Всеволод Иванов. Жизнь неслучайного писателя - страница 4
В отличие от матери, в которой очевидно нечто «киргизское». Несмотря на ее вроде бы польские корни и девичью фамилию «Савицкая». Кстати, этой фамилией часто в своих скитаниях и после любил пользоваться Вс. Иванов. В то время как внешний вид выдавал в нем «киргизскую» кровь. Вспомним эпизод из «Похождений факира», когда в него, 15-летнего приказчика торгового каравана, влюбилась дочь степного султана, чистокровная «киргизка». «Она многим походила на меня: лунообразное лицо, коротенькие ручки, серые глаза, окаймленные припухлыми веками (…). На киргизский вкус я тогда был красив». Только сам султан углядел во Всеволоде недостаток: «Будь бы у этого приказчика черные глаза, он был бы совсем красив, а то словно капнули на лицо загрязненным молоком». Сам же Иванов часто переживал по поводу своего непородистого носа: «Это мякиш какой-то, бесскорлупное яйцо, выплывок, голыш! Мне казалось, что нос мой вытеснил подбородок, отталкивал щеки, стремился занять все мое лицо». Отец и тот ему однажды заметил: «Наши носы прямые. Откуда у тебя такой вынырнул, непонятно», притом что отцовское лицо, на его взгляд, было «замечательным». Может, этот неудавшийся нос был одной из причин занятий Иванова факирством, т. е., согласно толкованиям этого слова, экспериментами со своим телом. «Факир (арабск. буквально – «бедняк, нищий») – исполнитель номера, основанного на демонстрации нечувствительности тела к физической боли. Среди трюков, исполняемых Ф.: хождение босиком по лезвиям сабель, горящим углям, битому стеклу; Ф. протыкали острыми предметами руки, щеки, язык, глотали огонь, лягушек, рыб, шпаги и др.». Или их закапывали живыми в землю.
Мы неслучайно цитируем здесь определение факирства из энциклопедии «Цирковое искусство», ибо Иванов начинал работу над собой – сначала с телом, потом с духом – в цирке, точнее, балагане, превратив, таким образом, свое странствие в Индию в цирковое представление. Но и пытался изобрести свою «систему», почти философию, чтобы направить свое факирство в серьезное русло: выписывал из Петербурга книги по мистике и оккультизму, например Папюса, индийского йога Рамачараки. Но приобрел вместо «Волшебной библиотеки» магических знаний и навыков только очки. Хотя он и продолжал называть себя «Бен-Али-Бей, знаменитый факир и дервиш», вся «система» его сводилась к воспитанию «крепкой воли и неустрашимости», а также «взаимоуважения» при отсутствии тщеславия. Но воздействия на свою внешность тоже не получилось.

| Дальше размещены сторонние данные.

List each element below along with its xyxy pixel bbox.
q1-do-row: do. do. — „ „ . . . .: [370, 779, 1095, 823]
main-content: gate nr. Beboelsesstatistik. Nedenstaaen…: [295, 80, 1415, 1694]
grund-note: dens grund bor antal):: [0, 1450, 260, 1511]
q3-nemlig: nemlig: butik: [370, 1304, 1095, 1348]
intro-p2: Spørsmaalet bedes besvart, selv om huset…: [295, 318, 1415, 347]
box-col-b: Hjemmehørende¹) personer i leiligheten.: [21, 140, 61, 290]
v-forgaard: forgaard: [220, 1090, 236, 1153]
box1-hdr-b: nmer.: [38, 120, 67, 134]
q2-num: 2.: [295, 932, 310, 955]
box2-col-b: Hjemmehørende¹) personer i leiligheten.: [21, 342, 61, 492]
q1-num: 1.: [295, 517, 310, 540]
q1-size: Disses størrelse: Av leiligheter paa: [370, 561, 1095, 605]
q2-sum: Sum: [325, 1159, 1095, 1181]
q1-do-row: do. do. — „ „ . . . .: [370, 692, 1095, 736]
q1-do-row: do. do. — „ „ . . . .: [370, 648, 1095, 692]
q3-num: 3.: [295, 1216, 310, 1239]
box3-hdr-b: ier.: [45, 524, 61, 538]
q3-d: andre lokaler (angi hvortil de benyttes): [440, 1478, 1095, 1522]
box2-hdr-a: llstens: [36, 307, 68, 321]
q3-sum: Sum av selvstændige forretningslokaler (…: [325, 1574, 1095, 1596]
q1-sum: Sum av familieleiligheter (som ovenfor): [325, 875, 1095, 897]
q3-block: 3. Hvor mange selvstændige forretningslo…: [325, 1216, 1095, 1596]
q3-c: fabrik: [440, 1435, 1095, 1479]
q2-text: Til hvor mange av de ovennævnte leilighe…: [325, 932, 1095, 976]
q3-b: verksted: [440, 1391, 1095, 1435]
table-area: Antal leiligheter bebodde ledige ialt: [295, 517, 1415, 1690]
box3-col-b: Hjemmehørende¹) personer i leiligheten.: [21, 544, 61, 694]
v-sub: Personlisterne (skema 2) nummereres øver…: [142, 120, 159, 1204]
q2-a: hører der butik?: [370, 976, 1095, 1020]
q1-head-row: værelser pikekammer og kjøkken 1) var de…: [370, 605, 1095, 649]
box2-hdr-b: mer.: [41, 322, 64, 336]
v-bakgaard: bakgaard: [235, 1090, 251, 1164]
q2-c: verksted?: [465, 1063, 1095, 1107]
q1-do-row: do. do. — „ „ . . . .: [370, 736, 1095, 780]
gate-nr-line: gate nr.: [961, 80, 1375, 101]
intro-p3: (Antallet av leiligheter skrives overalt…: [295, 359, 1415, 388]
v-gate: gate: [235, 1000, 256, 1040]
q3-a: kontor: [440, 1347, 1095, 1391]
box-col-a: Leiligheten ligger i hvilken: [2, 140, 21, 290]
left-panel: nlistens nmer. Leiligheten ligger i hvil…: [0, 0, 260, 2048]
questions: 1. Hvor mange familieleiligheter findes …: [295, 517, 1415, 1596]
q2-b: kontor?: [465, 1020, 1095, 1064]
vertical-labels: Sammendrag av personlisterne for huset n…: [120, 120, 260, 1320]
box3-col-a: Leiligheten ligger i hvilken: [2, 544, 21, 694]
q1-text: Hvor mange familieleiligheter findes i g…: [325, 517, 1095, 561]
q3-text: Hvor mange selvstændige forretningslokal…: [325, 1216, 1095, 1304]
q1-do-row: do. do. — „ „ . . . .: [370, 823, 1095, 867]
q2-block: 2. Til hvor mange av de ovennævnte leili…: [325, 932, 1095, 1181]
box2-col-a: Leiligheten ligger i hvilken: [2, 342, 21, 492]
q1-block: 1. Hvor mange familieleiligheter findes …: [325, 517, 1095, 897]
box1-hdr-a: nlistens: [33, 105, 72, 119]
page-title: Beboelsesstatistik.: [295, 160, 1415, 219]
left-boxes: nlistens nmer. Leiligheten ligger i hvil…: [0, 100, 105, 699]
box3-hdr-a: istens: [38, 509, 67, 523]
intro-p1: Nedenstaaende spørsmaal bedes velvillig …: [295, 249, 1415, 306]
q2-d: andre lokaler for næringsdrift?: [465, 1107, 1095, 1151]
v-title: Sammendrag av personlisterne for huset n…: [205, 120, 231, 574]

Так и пришел в итоге Иванов к тому, от чего ушел еще в Павлодаре, пустившись в странствия: к работе типографщика-наборщика, которую и нашел теперь уже в Кургане. Впоследствии этот чередовательный ритм: зима-осень в типографии, весна-лето в балаганных странствиях, станет для Иванова привычным. Приобрел он и внешность соответствующую. Сравним две фотографии разных лет. На первой, сделанной в Павлодаре и датированной 1910 годом, стоит еще мальчик-подросток, навытяжку, руки по швам, в костюме, похожем на форму, видимо, того же самого сельхозучилища. В позе и выражении лица, еще без очков, есть скованность, напряжение, но и выправка: чувствуется, мальчик воспитанный. Шесть лет спустя перед нами уже юный интеллектуал-демократ: пенсне, какая-то «эксклюзивная» шляпа набекрень, короткий галстук, что-то вроде толстовки – уже без всяких пиджаков. И поза с вызовом: одна рука на поясе, взгляд сосредоточенный, «факирский», без улыбки. «Цирк» здесь еще виден, но уже в меру. Так типография, книги, где они рождаются, литература, которая Ивановым уже пишется, становятся важным промежуточным пунктом на пути в Индию «физическую», т. е. географически-пространственную, и духовную. Пункт неожиданный, потому что от Павлодара через Курган в Индию не дойти, наоборот, только отдалиться от нее и Сибири так и не покинуть: все эти годы он только кружил по ее просторам. Почти, как в Библии, Ветхом Завете, где евреи в изгнании ходили 40 лет по маленькой Палестине, по сути, на одном месте.